One area of increasingly growing concern is the world of video gaming, chat apps, and other online communication tools. While the likelihood of your child falling victim to an online predator is very slim, it is estimated that more than 500,000 predators are online daily.

Sobering Statistics

• Children between the ages of 12 and 15 are most at danger of online grooming and manipulation.
• This age range accounts for more than 50% of victims of online sexual exploitation.
• A staggering 89% of all sexual advances toward minors happens in chat rooms or through instant messaging apps.
• In 27% of incidents, the predator asks for sexualized or nude photographs of children.
• 4% of the children contacted by predators are asked to meet in real life.
• 9% of children who use the internet receive some form of sexual solicitation.

Other children are more likely to pressure their peers into sending sexual images than adults. However, this does not detract from the very real risk posed by adult predators.

Two of the most popular online games for children and teens are Minecraft and Fortnite. Fortnite has over 250 million registered players, while Minecraft has around 91 million monthly players. With those numbers, it is not surprising that both games represent a potential hunting ground for predators.


Short of removing your children’s access to computers and consoles, there are steps you can take to protect your children while they are online.

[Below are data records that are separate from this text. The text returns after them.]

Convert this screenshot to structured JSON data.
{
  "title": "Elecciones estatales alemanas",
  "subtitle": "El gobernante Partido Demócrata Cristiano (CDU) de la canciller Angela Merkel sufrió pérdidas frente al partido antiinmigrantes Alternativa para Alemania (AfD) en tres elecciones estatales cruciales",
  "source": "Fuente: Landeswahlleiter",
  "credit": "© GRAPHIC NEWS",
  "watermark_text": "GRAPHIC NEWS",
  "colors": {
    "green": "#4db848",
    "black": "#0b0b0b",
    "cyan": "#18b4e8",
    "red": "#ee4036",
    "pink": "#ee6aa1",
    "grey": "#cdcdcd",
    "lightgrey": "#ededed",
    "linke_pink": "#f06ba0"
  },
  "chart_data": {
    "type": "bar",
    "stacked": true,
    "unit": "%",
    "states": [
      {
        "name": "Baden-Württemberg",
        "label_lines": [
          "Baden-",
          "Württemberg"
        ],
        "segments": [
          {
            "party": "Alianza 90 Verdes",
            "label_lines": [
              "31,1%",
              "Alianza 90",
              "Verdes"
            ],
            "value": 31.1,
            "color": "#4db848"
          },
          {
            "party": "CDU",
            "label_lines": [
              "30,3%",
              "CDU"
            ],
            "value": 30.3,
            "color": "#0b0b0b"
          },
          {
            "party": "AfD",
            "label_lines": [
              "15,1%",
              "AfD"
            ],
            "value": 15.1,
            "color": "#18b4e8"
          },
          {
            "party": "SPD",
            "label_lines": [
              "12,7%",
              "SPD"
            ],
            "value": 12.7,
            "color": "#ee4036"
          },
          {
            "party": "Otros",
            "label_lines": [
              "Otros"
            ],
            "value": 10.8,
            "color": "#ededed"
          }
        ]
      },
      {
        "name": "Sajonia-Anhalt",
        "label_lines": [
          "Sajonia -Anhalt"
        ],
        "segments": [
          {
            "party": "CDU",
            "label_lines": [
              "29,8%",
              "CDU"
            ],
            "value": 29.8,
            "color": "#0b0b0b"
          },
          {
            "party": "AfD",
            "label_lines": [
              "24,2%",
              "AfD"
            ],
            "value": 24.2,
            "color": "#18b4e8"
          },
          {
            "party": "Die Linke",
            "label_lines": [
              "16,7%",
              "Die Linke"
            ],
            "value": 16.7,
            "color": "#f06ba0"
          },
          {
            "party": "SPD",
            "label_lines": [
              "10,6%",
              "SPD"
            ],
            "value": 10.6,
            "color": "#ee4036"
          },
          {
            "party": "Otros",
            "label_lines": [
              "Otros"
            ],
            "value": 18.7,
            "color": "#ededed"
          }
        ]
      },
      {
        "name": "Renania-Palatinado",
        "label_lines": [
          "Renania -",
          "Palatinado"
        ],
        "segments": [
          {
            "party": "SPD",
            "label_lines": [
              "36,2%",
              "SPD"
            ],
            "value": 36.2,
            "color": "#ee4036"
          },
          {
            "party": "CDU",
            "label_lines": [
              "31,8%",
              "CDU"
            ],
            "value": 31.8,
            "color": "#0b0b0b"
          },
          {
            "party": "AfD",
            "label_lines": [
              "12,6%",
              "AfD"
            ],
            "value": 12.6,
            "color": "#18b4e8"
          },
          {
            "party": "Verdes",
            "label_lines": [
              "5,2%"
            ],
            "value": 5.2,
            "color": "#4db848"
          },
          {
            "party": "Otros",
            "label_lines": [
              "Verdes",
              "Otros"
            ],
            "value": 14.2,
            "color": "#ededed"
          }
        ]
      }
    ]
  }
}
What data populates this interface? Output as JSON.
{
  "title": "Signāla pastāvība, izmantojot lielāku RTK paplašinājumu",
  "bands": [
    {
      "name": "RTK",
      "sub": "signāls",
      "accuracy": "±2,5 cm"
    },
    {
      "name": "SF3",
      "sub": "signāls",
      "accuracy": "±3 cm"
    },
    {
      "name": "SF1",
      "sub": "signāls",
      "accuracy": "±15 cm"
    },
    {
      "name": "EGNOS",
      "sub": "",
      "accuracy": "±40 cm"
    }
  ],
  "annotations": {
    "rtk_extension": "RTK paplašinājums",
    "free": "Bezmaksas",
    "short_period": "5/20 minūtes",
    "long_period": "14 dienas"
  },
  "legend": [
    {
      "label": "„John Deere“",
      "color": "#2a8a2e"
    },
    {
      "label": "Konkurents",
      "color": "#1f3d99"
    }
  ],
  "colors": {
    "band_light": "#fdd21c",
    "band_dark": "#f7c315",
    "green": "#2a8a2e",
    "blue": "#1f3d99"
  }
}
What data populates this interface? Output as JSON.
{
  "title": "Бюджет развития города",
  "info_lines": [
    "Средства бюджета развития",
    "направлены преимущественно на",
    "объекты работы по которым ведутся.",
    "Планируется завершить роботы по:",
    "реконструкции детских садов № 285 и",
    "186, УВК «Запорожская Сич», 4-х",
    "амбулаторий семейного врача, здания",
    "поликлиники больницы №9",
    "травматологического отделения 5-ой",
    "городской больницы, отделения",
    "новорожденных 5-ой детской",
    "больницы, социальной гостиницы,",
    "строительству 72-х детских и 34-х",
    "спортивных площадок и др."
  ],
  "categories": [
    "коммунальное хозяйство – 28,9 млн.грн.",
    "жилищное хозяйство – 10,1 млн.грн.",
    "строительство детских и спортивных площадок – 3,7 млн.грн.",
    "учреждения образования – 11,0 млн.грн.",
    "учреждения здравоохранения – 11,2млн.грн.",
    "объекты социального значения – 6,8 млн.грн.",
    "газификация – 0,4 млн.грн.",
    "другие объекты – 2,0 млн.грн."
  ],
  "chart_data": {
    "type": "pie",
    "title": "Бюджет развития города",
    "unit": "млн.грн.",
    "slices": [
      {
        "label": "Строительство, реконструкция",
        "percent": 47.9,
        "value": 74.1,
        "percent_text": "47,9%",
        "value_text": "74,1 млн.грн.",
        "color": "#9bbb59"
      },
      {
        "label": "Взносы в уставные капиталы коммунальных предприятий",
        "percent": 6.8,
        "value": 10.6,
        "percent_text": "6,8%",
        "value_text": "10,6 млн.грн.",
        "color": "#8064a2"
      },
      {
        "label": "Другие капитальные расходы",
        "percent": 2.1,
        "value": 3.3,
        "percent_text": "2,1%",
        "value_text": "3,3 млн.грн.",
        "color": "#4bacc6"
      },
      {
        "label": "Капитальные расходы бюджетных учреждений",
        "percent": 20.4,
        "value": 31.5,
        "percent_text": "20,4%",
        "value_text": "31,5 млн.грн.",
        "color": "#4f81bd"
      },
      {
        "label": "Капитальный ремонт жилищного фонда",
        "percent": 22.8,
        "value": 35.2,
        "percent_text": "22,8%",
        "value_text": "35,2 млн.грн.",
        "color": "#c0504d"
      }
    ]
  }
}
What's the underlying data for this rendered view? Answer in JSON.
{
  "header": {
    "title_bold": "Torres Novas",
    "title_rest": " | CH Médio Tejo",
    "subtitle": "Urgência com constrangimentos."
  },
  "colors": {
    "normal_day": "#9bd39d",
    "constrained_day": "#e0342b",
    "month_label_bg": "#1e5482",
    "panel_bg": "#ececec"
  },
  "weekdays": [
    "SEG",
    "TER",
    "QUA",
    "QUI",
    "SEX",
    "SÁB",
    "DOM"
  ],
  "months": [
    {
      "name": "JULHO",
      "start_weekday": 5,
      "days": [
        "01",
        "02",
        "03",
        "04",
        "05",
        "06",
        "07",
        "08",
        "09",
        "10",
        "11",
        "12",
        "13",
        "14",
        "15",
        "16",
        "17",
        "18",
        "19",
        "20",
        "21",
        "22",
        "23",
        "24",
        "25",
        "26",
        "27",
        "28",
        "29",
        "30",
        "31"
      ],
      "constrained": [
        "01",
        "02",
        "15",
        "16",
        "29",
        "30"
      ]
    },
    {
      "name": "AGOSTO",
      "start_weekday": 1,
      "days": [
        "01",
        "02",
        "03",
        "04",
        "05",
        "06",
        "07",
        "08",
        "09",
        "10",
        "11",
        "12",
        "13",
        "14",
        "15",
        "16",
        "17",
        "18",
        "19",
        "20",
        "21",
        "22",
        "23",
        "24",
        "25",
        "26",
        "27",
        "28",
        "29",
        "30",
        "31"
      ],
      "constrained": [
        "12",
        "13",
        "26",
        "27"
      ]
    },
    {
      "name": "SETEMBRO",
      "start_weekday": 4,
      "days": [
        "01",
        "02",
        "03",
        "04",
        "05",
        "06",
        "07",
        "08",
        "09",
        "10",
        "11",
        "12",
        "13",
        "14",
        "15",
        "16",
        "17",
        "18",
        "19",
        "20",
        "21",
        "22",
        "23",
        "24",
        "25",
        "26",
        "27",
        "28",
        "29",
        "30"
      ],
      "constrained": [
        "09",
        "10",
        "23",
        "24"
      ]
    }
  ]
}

• Know what games your children are playing. Get involved and show interest.
• Ensure your children use tags or nicknames while online and not their real names.
• Discuss online etiquette with them. Advise them never to give out any details such as names, locations, ages, etc.
• Keep online consoles and computers in areas of the home where you can monitor their activity.
• Have age-relevant discussions with them about online risks, including predators.
• Tell them that sometimes adults pretend to be children while online.
• Invest in a parental-control program for your children’s computer, console, and phone.
• Make sure your children are not afraid or embarrassed to talk to you if they experience any inappropriate activity while online.
• For older children, have frank discussions about the sharing of suggestive photographs.

The crucial foundation for all these preventative measures is to have good communication with your child. The idea of online predators is a terrifying concept, but it is important not to come across as overbearing or dictatorial. You want your child to come to you at the first sign of any inappropriate behavior from anyone they talk to online.

What to Do if an Incident Occurs

If you suspect your child has been targeted by an online predator, stay calm. Getting angry, although understandable, may cause your child to withhold crucial information. If there is any evidence, such as pictures or chats, screenshot all of them immediately. Do not delete them out of anger, as they may help law enforcement identify the perpetrator.

Report the offender to local law enforcement and other authorities. Block the predator on any platform they are using to communicate with your child and report their profile to those platforms.

Useful Contacts

If your child has experienced any form of online exploitation, you can report it to the National Center for Missing and Exploited Children at their Cyber Tipline. Other useful contacts include:

National Sexual Assault Hotline at 1-800-656-HOPE (4673)
RAINN’s National Sexual Assault Online Hotline
National Child Abuse Hotline at 1-800-4-A-CHILD (2-24453)

Final Thoughts

Protecting our children is a full-time job, and the idea that a predator can gain access to our homes through the internet is frightening. Calmness may be the last thing you wish to consider when you suspect online exploitation, but it is also the most crucial.